Zephyr: bt_rand() is called over HCI when BT_HOST_CRYPTO=y, even if BT_CTLR_LE_ENC=n

Created on 25 Jan 2020 · 10Comments · Source: zephyrproject-rtos/zephyr

Describe the bug
If LE encryption is not supported (like the case for VEGA controllers), and host encryption is enabled, there will still be calls to the controller for obtaining the necessary 8 bytes of random data.
This is done in two places in subsys/bluetooth/host/crypto.c, in prng_reseed() and in prng_init().

The problem is that the sequence of calls is actually a kind of infinite recursion, as per below

prng_reseed() -> BT_HCI_OP_LE_RAND -> le_rand() -> bt_rand() (host) -> prng_reseed()

The call to bt_rand() in host is done because only one implementation of the bt_rand() function (either from controller or from host) is being linked at a time.

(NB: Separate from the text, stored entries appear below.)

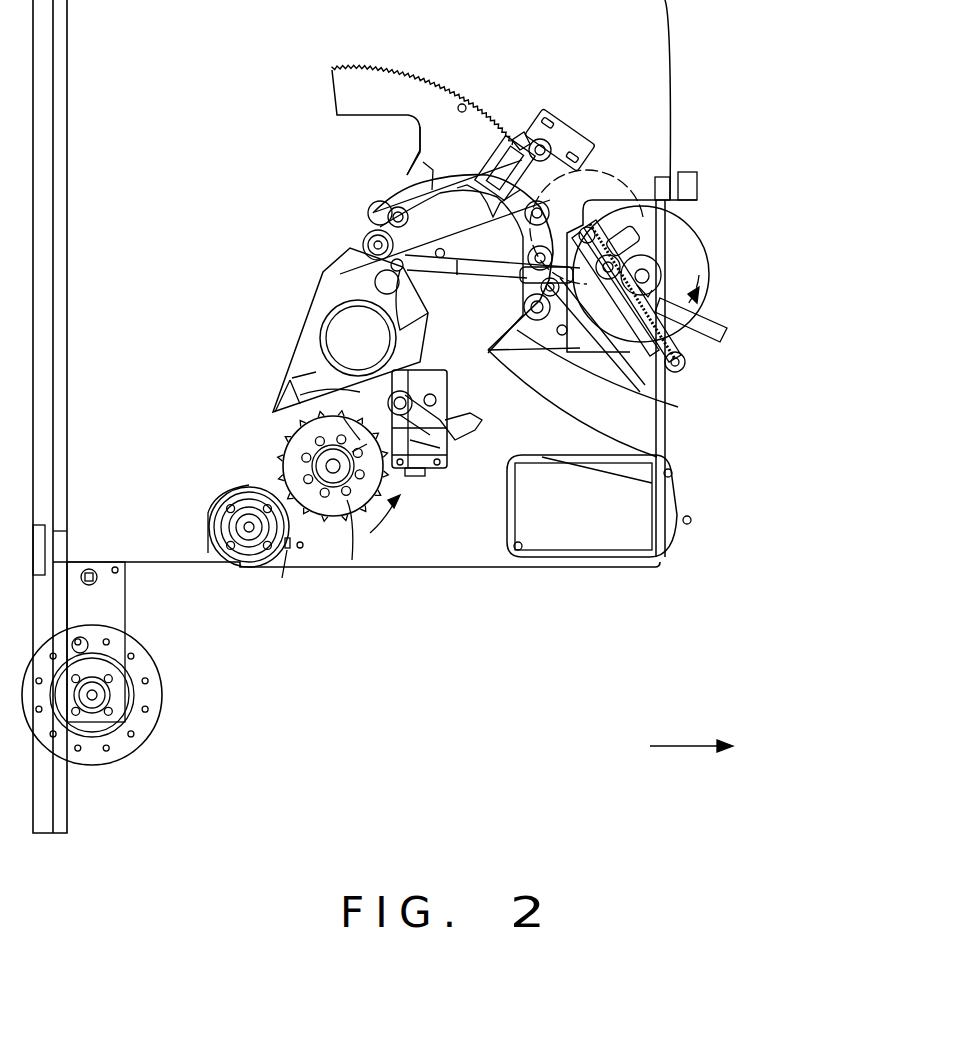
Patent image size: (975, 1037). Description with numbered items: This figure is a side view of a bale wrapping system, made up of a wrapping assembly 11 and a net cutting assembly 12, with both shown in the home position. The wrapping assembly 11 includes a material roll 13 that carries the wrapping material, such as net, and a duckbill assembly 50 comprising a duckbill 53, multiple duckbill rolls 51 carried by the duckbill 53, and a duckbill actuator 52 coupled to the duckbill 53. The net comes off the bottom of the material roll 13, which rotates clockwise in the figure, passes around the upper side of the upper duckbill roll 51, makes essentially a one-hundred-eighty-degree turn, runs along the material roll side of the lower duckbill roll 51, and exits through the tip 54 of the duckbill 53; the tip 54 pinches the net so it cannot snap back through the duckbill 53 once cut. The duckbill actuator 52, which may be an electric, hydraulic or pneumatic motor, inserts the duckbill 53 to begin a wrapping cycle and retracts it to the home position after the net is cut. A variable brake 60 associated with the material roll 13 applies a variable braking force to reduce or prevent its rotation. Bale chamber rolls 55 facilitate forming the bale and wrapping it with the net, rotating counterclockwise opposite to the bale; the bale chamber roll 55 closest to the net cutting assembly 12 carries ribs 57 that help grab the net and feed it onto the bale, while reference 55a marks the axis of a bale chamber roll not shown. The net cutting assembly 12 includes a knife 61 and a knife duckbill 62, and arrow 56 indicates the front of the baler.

The wrapping assembly 11 is at (540, 74).
The net cutting assembly 12 is at (428, 482).
The material roll 13 is at (709, 263).
The duckbill assembly 50 is at (524, 252).
The duckbill rolls 51 is at (557, 197).
The duckbill actuator 52 is at (507, 167).
The duckbill 53 is at (555, 320).
The tip 54 is at (470, 398).
The bale chamber rolls 55 is at (335, 503).
The axis of a bale chamber roll 55a is at (360, 340).
The arrow 56 is at (693, 747).
The ribs 57 is at (318, 520).
The variable brake 60 is at (710, 288).
The knife 61 is at (492, 423).
The knife duckbill 62 is at (473, 367).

Although I have not tested this, I suppose that this could be reproducible on Nordic as well, if setting BT_CTLR_LE_ENC_SUPPORT to n and enabling host crypto. Will test later on, when I can get access to a Nordic board.

To Reproduce
Steps to reproduce the behavior:

mkdir build; cd build
cmake -DBOARD=rv32m1_vega_ri5cy -DBT_HOST_CRYPTO=y
make
run on board and notice an error similar with the one below:

[00:00:00.120,000] <err> os: Exception cause Illegal instruction (2)
[00:00:00.120,000] <err> os: Faulting instruction address = 0x0d8fe860
[00:00:00.120,000] <err> os:   ra: 0x832f304a  gp: 0xec7e3d7e  tp: 0xe25f7e36  t0: 0x306eda80
[00:00:00.120,000] <err> os:   t1: 0x2c6fde6f  t2: 0x30a507e6  t3: 0x6a09e667  t4: 0xbb67ae85
[00:00:00.120,000] <err> os:   t5: 0x3c6ef372  t6: 0xa54ff53a  a0: 0x510e527f  a1: 0x9b05688c
[00:00:00.120,000] <err> os:   a2: 0xb78b2e79  a3: 0xb9a2e204  a4: 0x2fb44915  a5: 0xd90c5060
[00:00:00.120,000] <err> os:   a6: 0xd4839fe3  a7: 0x579a9afc

This is due to the fact that eventually the stack will run out.

Expected behavior
The controller random function should not be called when BT_CTLR_LE_ENC_SUPPORT is not enabled. This is according the the BLE spec, vol 2, part E, 3.1 LE Controller Requirements: where the HCI_LE_Rand command is noted as C4; per the note "C4: Mandatory if LE Feature (LE Encryption) is supported, otherwise excluded.".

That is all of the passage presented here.